Overlapping sub sections
LoneWolfProductions opened this issue ยท 6 comments
Yes, since you know your file format better then anybody you probably know the best solution.
Tnx for your time.
Yep, each of the sub-regions is iterated and counted separately for the material list. I don't think this will ever get fixed, because it would be rather complicated to fix or even to decide what exactly should happen with overlapping regions.
In general it's simply highly discouraged to make overlapping regions because of this issue, and also the related issue of how the overlapping region will get overwritten in the schematic world by the region(s) that are placed there later that the first region. Normally it wouldn't be a big issue if they regions weren't moved in the placement and would thus contain an identical overlapping region, but if at least one of the overlapping regions was rebuilt or moved, then it would overwrite whatever is in the other regions that it's overlapping with.
So I guess to solve this, each of the overlapping regions would need to have some kind of priority assigned to decide which one should take precedence in a given overlapping region.

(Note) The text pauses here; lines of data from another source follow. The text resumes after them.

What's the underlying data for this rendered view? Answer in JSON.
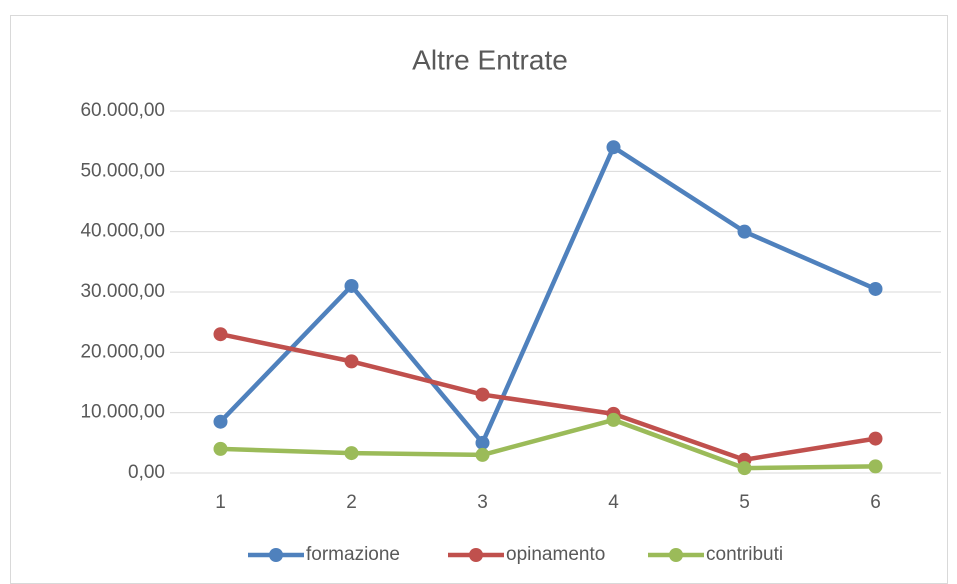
{
  "chart_data": {
    "type": "line",
    "title": "Altre Entrate",
    "categories": [
      "1",
      "2",
      "3",
      "4",
      "5",
      "6"
    ],
    "series": [
      {
        "name": "formazione",
        "color": "#4f81bd",
        "values": [
          8500,
          31000,
          5000,
          54000,
          40000,
          30500
        ]
      },
      {
        "name": "opinamento",
        "color": "#c0504d",
        "values": [
          23000,
          18500,
          13000,
          9800,
          2200,
          5700
        ]
      },
      {
        "name": "contributi",
        "color": "#9bbb59",
        "values": [
          4000,
          3300,
          3000,
          8800,
          800,
          1100
        ]
      }
    ],
    "ylim": [
      0,
      60000
    ],
    "yticks": [
      {
        "value": 0,
        "label": "0,00"
      },
      {
        "value": 10000,
        "label": "10.000,00"
      },
      {
        "value": 20000,
        "label": "20.000,00"
      },
      {
        "value": 30000,
        "label": "30.000,00"
      },
      {
        "value": 40000,
        "label": "40.000,00"
      },
      {
        "value": 50000,
        "label": "50.000,00"
      },
      {
        "value": 60000,
        "label": "60.000,00"
      }
    ],
    "grid": true,
    "legend": "bottom"
  }
}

And then all the methods that iterate sub-regions would have to sub-divide any region that overlaps with some other regions, and the overlapping parts should only be handled by the region that has the highest priority. And maybe to assign the priority simply the order of the sub-regions could be used. However currently they are stored inside a compound tag keyed by their name, which does not maintain order, and they are simply sorted alphabetically when loaded. I would need to add a way to store their priority order as well then. And the Area Editor would have a separate view/mode for re-ordering the sub-regions in the order of priority, ie. which region should overwrite any lower regions if overlapping.
Okay so now after thinking about it, maybe it will get fixed at some point if I do the above mentioned things.
Ok thanks for the update,
I thought you could just check for duplicate coords in the active (shown) selections of said schematic (thinking simple, i know :p)

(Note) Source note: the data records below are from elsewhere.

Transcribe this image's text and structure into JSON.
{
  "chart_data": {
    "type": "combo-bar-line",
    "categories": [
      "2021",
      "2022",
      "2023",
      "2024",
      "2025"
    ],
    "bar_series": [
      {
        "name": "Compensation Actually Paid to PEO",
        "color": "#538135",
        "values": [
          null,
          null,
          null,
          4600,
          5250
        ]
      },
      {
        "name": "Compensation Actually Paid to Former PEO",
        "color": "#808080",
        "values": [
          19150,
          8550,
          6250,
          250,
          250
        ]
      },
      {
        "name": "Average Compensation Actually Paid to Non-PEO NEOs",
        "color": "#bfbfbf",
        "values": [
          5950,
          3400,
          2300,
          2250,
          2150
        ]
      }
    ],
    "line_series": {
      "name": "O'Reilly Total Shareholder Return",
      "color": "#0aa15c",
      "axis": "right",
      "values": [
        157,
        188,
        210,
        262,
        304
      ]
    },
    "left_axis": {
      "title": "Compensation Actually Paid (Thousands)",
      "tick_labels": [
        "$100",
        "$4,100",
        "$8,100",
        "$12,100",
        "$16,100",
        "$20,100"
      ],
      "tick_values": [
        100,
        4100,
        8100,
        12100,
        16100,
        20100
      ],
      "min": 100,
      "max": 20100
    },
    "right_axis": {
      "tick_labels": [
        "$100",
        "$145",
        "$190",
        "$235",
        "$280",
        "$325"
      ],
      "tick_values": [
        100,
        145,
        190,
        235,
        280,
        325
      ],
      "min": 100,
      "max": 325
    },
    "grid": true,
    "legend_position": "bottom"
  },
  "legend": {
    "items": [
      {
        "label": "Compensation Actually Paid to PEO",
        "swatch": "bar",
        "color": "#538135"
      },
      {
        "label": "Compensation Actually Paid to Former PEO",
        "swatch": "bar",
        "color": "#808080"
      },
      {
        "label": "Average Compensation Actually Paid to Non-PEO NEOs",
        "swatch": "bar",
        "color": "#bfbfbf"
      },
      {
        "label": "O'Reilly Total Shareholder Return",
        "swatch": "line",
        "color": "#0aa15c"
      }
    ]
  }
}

I try to avoid cross overs, I just noticed it and thought i mentioned it in just in case.
How would you check for duplicate coordinates? That would mean you would have to either keep like a Set<BlockPos>
of ALL the positions in any placed placements, or you would have to compare the coordinates of each block when being placed, to ALL the sub-region bounding boxes of all other sub-regions (than the current region) that are active. The first one could take tens of megabytes of extra memory with large schematics, and the second could get super slow with many sub-regions loaded and active.
Edit: Actually the first case would be even worse, you would have to keep the Set per sub-region and again compare each position to all the sets for all the other regions except the current one. In which case it would just be a worse implementation of the second alternative, just comparing the position to the bounding boxes.
I think the best way to do it is to compare the regions, and if any overlap, then subdivide those regions into smaller regions and the overlapping boxes get their data from the region with the highest priority.
like i said, i was thinking the simple way ;)
I was thinking since you draw the schematic in the world in ghost format coords are already being used? i thought you could just check if a ghost block was already in that place. and then just remember only that one to not count double.
but apperantly not that easy according to your explanation.
tnx for explaining.
i will try to avoid overlappings and make more sub selections instead if needed.
Well yes when adding stuff to the schematic world, you could check if there is already a block there. But that would still give you no information about overlapping regions in case some of those blocks are air, and also it might then be order sensitive/locational depending on the coordinate iteration order, and the placement manager does not guarantee any handling order for the per-chunk boxes it generates from the sub-regions that overlap a given chunk. I think trying to do it via the schematic world has block status would be even way more complicated than just sub-dividing the sub-region boxes in the beginning.
And also if you generate a material list directly for a schematic (via the Load Schematics menu, and not opening it for a placement) then the schematic world is not used at all, but the block data from the schematic is counted directly.